Monday, December 26, 2022

Hawaii Five-O: Trouble in Mind

Trombonist Trummy Young played with Armstrong and Ellington, so when he partially-retired to Hawaii, he naturally became the big jazz cat on the local scene. Naturally, he would get the call for a jazz-themed episode of the original Hawaii Five-O. He even has a brief speaking part, but the star of the episode is jazz diva Nancy Wilson, who did a fair amount of guest shots during the 60s and 70s. Her best was probably the “Trouble in Mind” episode of Hawaii Five-O, which airs Tuesday on Me TV Plus.

Wilson plays Eadie Jordan, a popular jazz vocalist much like herself, but hopefully not totally like her. She will be playing some high-profile gigs at the Waikiki Shell with her pianist-musical director-ambiguous lover, Mike Martin, who was just paroled on a drug charge. What McGarrett doesn’t know is that Martin has always been clean. He just took the wrap for Jordan.

This is a bad time to be strung out in the 50
th State, where a batch of lethally poisoned smack is in circulation. That is why Kono was casing the little club Jordan and Martin came to score. Martin ends up cold-cocking him to protect her, even though he knew it would jam him up with the law.

It turns out square-looking McGarrett is an Eadie Jordan fan—a real fan who knows every obscure record she cut. That changes the dynamics of tonight’s episode, from a typical cops-versus-dealers story to a race to save Jordan from herself. More than most episodes of the era, “Trouble in Mind” depicts drug addiction as a health issue, just as much as a law enforcement problem.

In fact, even the dealer who is the episode’s ostensive villainous figure is surprisingly sympathetic—and ultimately almost as tragic a figure as Jordan. He too is a former jazz musician, who boosts he still has his 802 Union card (the New York musicians’ local).

Wilson gives a truly bold performance as Jordan, probably drawing on the infamous struggles of Billie Holiday and other musicians she may have known. She performs bluesy renditions of “Trouble in Mind” and “Stormy Monday,” as well as a brassy arrangement of “Spinning Wheel,” very much like the cover she released the year before. Morton Stevens is credited with the music for this episode. Having arranged for Sinatra and many of his Rat Pack fans, he clearly had a good feel for old standards. This is definitely the “jazz episode” of
Five-O, because Wilson and Young are also joined by bassist Red Callendar, who also gets a line of dialogue.

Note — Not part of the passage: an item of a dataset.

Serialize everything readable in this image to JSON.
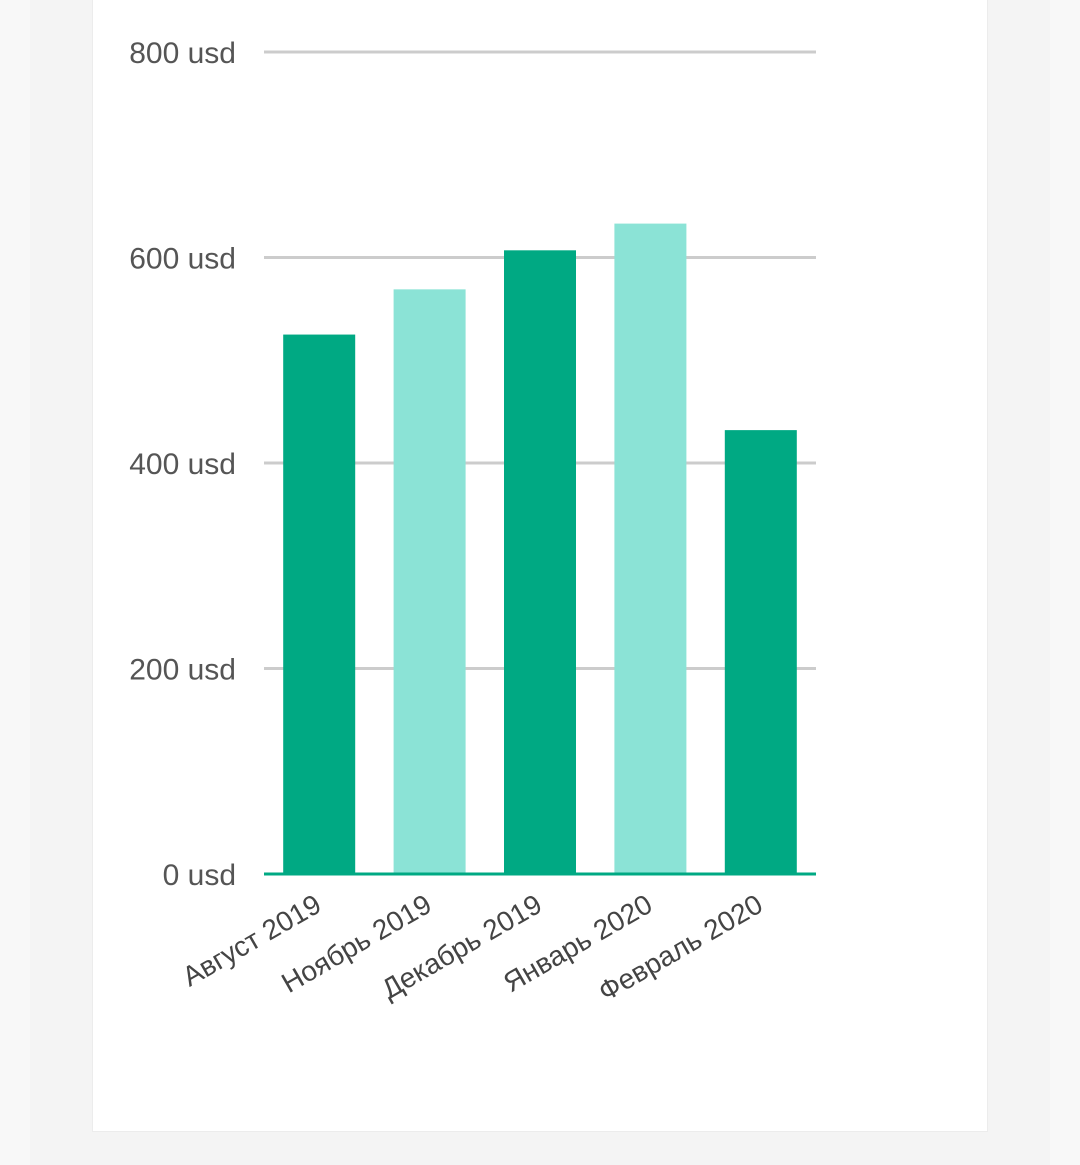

You might think of Harry Guardino as a Quinn Martin utility player, but he plays Martin with surprising sensitivity and complexity (especially for the era and the show in question). Milton Selzer really drives home the sadness of the episode as the Ron the dealer (who doesn’t want to deal). Even Jack Lord has his moments that really humanize the stone-jawed McGarrett.

There is a lot of good music in “Trouble in Mind” and the drug-related drama will resonate with jazz fans. Sadly, Lyle Ritz, the great jazz ukulele player is missing, but Trummy Young was definitely a fitting representative of the Hawaiian jazz scene. If you only watch one episode of
Hawaii Five-O, this should be the one. Highly recommended for Nancy Wilson fans, it airs tomorrow night (12/27) on Me TV Plus and streams on Pluto.